Clinical outcomes according to HRR gene alteration status

A total of 976 patients who were treated with chemotherapy only for palliative intent and had available survival data were included in the survival analysis (Figure 1). The clinical characteristics of the patients are shown in Supplementary Table 1. In total, 113 and 863 patients had HRR-altered and HRR-WT PDAC. Patients with HRR-altered PDAC tend to have a better prognosis and obtain greater survival benefits from platinum-based agents than HRR-WT patients. Therefore, we analyzed survival outcomes based on the HRR gene alteration status. The results showed that OS was significantly better in the HRR-altered group than in the HRR-WT group (median OS: 24.7 months [95% CI: 20.5–33.6 months] vs. 19.2 months [95% CI: 17.7–20.8 months], p = 0.002; Figure 2).

Figure 2
Kaplan-Meier survival plot comparing overall survival between HRR-altered and HRR-WT groups over 48 months. HRR-altered shows higher median survival of 24.7 months versus 19.2 months for HRR-WT. Hazard ratio is 0.66 with a p-value of 0.002, indicating significant difference. Numbers at risk decrease over time for both groups.

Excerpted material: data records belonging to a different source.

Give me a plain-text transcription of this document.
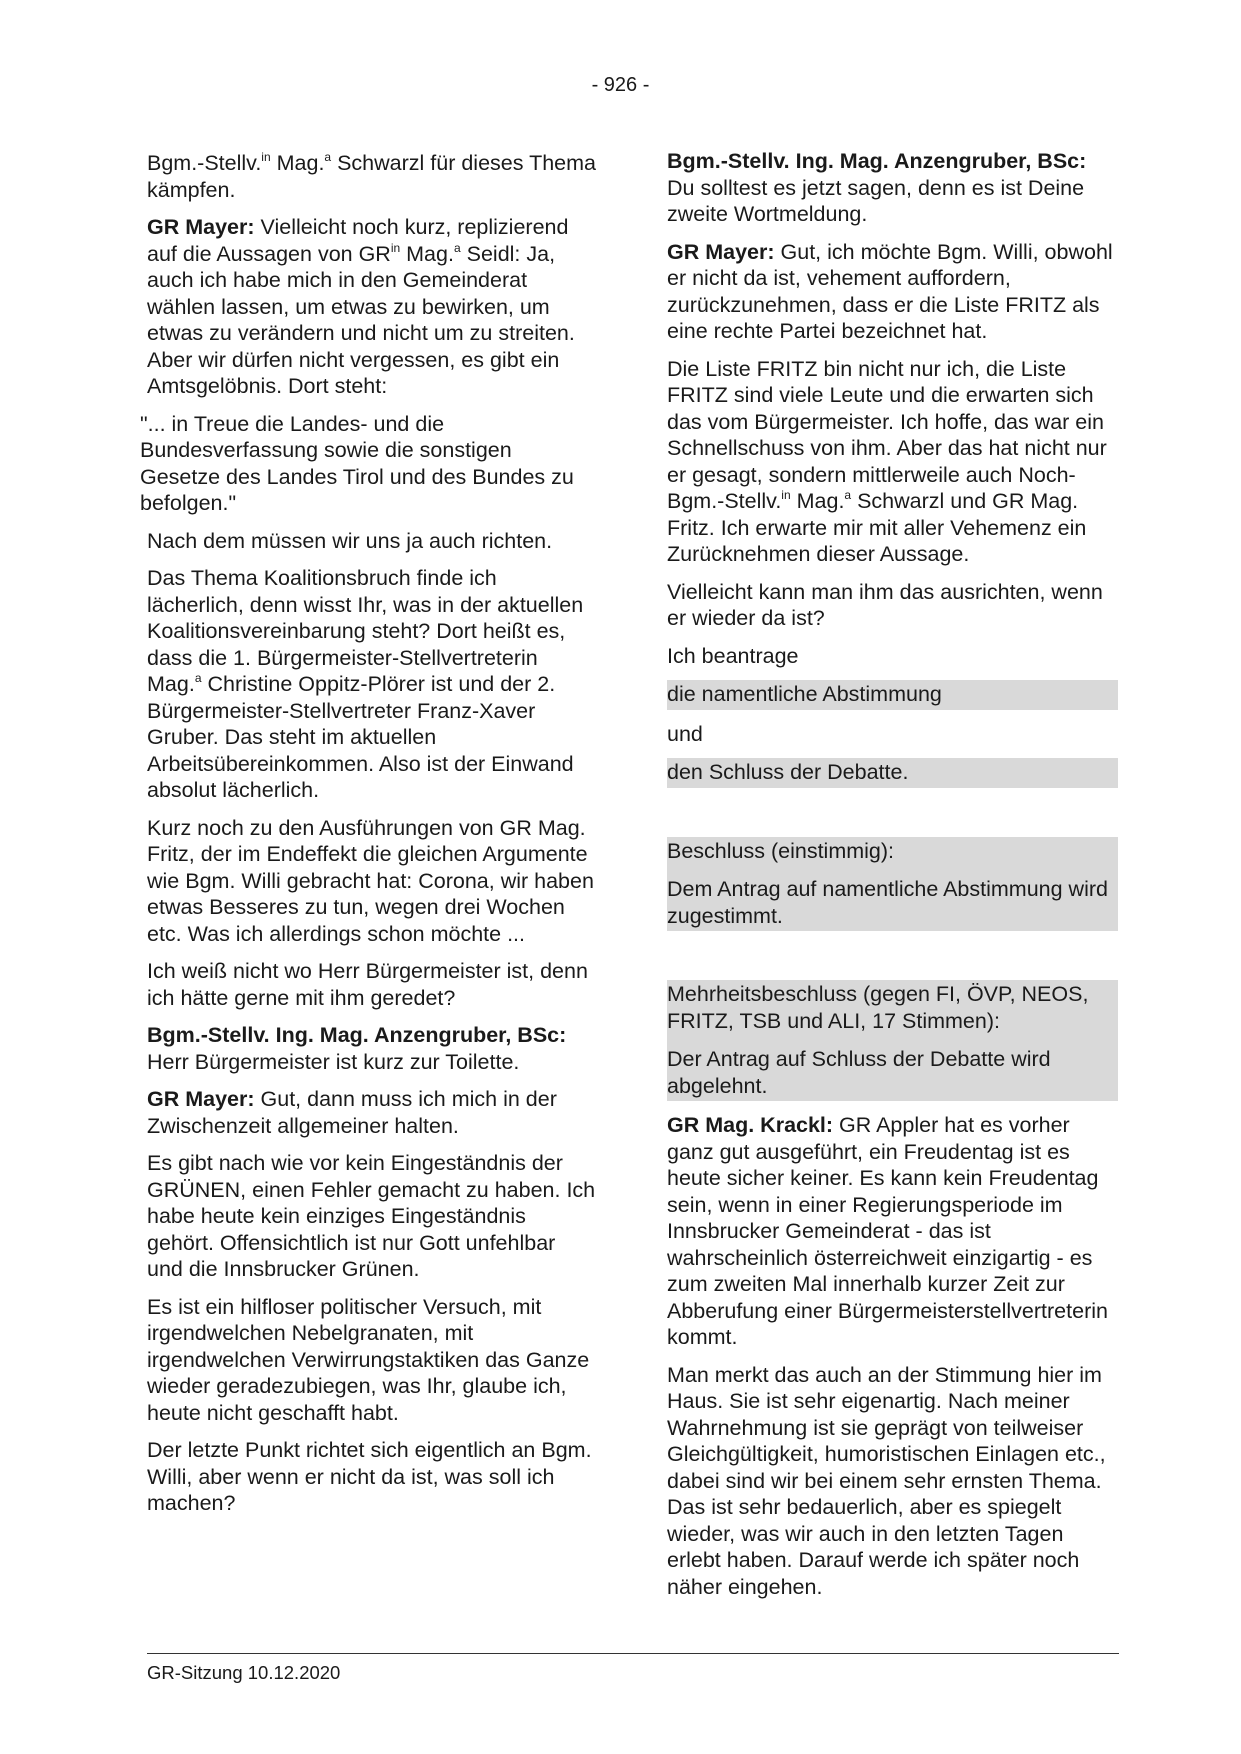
- 926 -

Bgm.-Stellv.$^{in}$ Mag.$^a$ Schwarzl für dieses Thema kämpfen.

GR Mayer: Vielleicht noch kurz, replizierend auf die Aussagen von $GR^{in}$ Mag.$^a$ Seidl: Ja, auch ich habe mich in den Gemeinderat wählen lassen, um etwas zu bewirken, um etwas zu verändern und nicht um zu streiten. Aber wir dürfen nicht vergessen, es gibt ein Amtsgelöbnis. Dort steht:

"... in Treue die Landes- und die Bundesverfassung sowie die sonstigen Gesetze des Landes Tirol und des Bundes zu befolgen."

Nach dem müssen wir uns ja auch richten.

Das Thema Koalitionsbruch finde ich lächerlich, denn wisst Ihr, was in der aktuellen Koalitionsvereinbarung steht? Dort heißt es, dass die 1. Bürgermeister-Stellvertreterin Mag.$^a$ Christine Oppitz-Plörer ist und der 2. Bürgermeister-Stellvertreter Franz-Xaver Gruber. Das steht im aktuellen Arbeitsübereinkommen. Also ist der Einwand absolut lächerlich.

Kurz noch zu den Ausführungen von GR Mag. Fritz, der im Endeffekt die gleichen Argumente wie Bgm. Willi gebracht hat: Corona, wir haben etwas Besseres zu tun, wegen drei Wochen etc. Was ich allerdings schon möchte ...

Ich weiß nicht wo Herr Bürgermeister ist, denn ich hätte gerne mit ihm geredet?

Bgm.-Stellv. Ing. Mag. Anzengruber, BSc: Herr Bürgermeister ist kurz zur Toilette.

GR Mayer: Gut, dann muss ich mich in der Zwischenzeit allgemeiner halten.

Es gibt nach wie vor kein Eingeständnis der GRÜNEN, einen Fehler gemacht zu haben. Ich habe heute kein einziges Eingeständnis gehört. Offensichtlich ist nur Gott unfehlbar und die Innsbrucker Grünen.

Es ist ein hilfloser politischer Versuch, mit irgendwelchen Nebelgranaten, mit irgendwelchen Verwirrungstaktiken das Ganze wieder geradezubiegen, was Ihr, glaube ich, heute nicht geschafft habt.

Der letzte Punkt richtet sich eigentlich an Bgm. Willi, aber wenn er nicht da ist, was soll ich machen?

Bgm.-Stellv. Ing. Mag. Anzengruber, BSc: Du solltest es jetzt sagen, denn es ist Deine zweite Wortmeldung.

GR Mayer: Gut, ich möchte Bgm. Willi, obwohl er nicht da ist, vehement auffordern, zurückzunehmen, dass er die Liste FRITZ als eine rechte Partei bezeichnet hat.

Die Liste FRITZ bin nicht nur ich, die Liste FRITZ sind viele Leute und die erwarten sich das vom Bürgermeister. Ich hoffe, das war ein Schnellschuss von ihm. Aber das hat nicht nur er gesagt, sondern mittlerweile auch Noch-Bgm.-Stellv.$^{in}$ Mag.$^a$ Schwarzl und GR Mag. Fritz. Ich erwarte mir mit aller Vehemenz ein Zurücknehmen dieser Aussage.

Vielleicht kann man ihm das ausrichten, wenn er wieder da ist?

Ich beantrage

die namentliche Abstimmung

und

den Schluss der Debatte.

Beschluss (einstimmig):

Dem Antrag auf namentliche Abstimmung wird zugestimmt.

Mehrheitsbeschluss (gegen FI, ÖVP, NEOS, FRITZ, TSB und ALI, 17 Stimmen):

Der Antrag auf Schluss der Debatte wird abgelehnt.

GR Mag. Krackl: GR Appler hat es vorher ganz gut ausgeführt, ein Freudentag ist es heute sicher keiner. Es kann kein Freudentag sein, wenn in einer Regierungsperiode im Innsbrucker Gemeinderat - das ist wahrscheinlich österreichweit einzigartig - es zum zweiten Mal innerhalb kurzer Zeit zur Abberufung einer Bürgermeisterstellvertreterin kommt.

Man merkt das auch an der Stimmung hier im Haus. Sie ist sehr eigenartig. Nach meiner Wahrnehmung ist sie geprägt von teilweiser Gleichgültigkeit, humoristischen Einlagen etc., dabei sind wir bei einem sehr ernsten Thema. Das ist sehr bedauerlich, aber es spiegelt wieder, was wir auch in den letzten Tagen erlebt haben. Darauf werde ich später noch näher eingehen.

GR-Sitzung 10.12.2020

Figure 2. Kaplan–Meier analysis of overall survival (OS) based on homologous recombination DNA repair (HRR) gene alteration status.

Meanwhile, 308 patients who received FFX and 472 patients who received GA as the first-line therapy were included in the comparison of TTF and OS between the HRR-altered and HRR-WT groups. The clinical characteristics of the patients are shown in Supplementary Table 2. In patients treated with FFX as the first-line therapy, TTF was significantly prolonged in the HRR-altered group (median TTF: 7.8 months [95% CI: 5.5–9.6 months] vs. 5.4 months [95% CI: 4.3–5.8 months], p = 0.012; Supplementary Figure 2A). Although OS was not significantly different, there was a favorable trend in the HRR-altered group (median OS: 24.3 months [95% CI: 13.5–36.1 months] vs. 16.8 months [95% CI: 15.5–19.5 months], p = 0.100; Supplementary Figure 2B). In patients treated with GA as the first-line therapy, both TTF (median: 5.4 months [95% CI: 4.4–6.9 months] vs. 5.2 months [95% CI: 4.7–6.0 months], p = 0.859) and OS (median: 24.5 months [95% CI: 17.1–38.8 months] vs. 20.8 months [95% CI: 18.8–22.9 months], p = 0.094) were comparable according to the HRR gene alteration status (Supplementary Figures 3A,B).

Distinct impact of KRAS, TP53, SMAD4, and CDKN2A gene alterations by HRR alteration status

We investigated the impact of KRAS, TP53, SMAD4, and CDKN2A alterations on the survival of HRR-altered and HRR-WT PDAC, respectively.

Patients with TP53 mutation had significantly worse prognosis in both the HRR-altered (median OS: 17.1 months [95% CI: 13.6–24.5 months] vs. 34.0 months [95% CI: 24.7–39.0 months], p < 0.001) and HRR-WT (median OS: 17.6 months [95% CI: 16.3–19.2 months] vs. 24.3 months [95% CI: 21.2–30.1 months], p < 0.001) groups (Figures 3A,B). In the HRR-altered group, patients with CDKN2A alteration tended to have a poor OS compared to CDKN2A WT patients (median OS: 21.4 months [95% CI: 13.6–35.7 months] vs. 28.9 months [95% CI: 20.7–33.7 months], p = 0.095). In the HRR-WT group, patients with CDKN2A alteration had significantly shorter OS compared to patients with CDKN2A WT (median OS: 17.6 months [95% CI: 15.9–19.2 months] vs. 22.4 months [95% CI: 19.7–25.8 months], p < 0.001; Figures 4A,B).

Figure 3
Two Kaplan-Meier survival curves comparing TP53 mutations. Chart A shows red for TP53 mutated, median survival 17.1 months, hazard ratio 2.57. Blue shows TP53 wild type, median 34 months. Chart B shows median survival for TP53 mutated at 17.6 months, hazard ratio 1.54. TP53 wild type median is 24.3 months. Each graph shows number at risk.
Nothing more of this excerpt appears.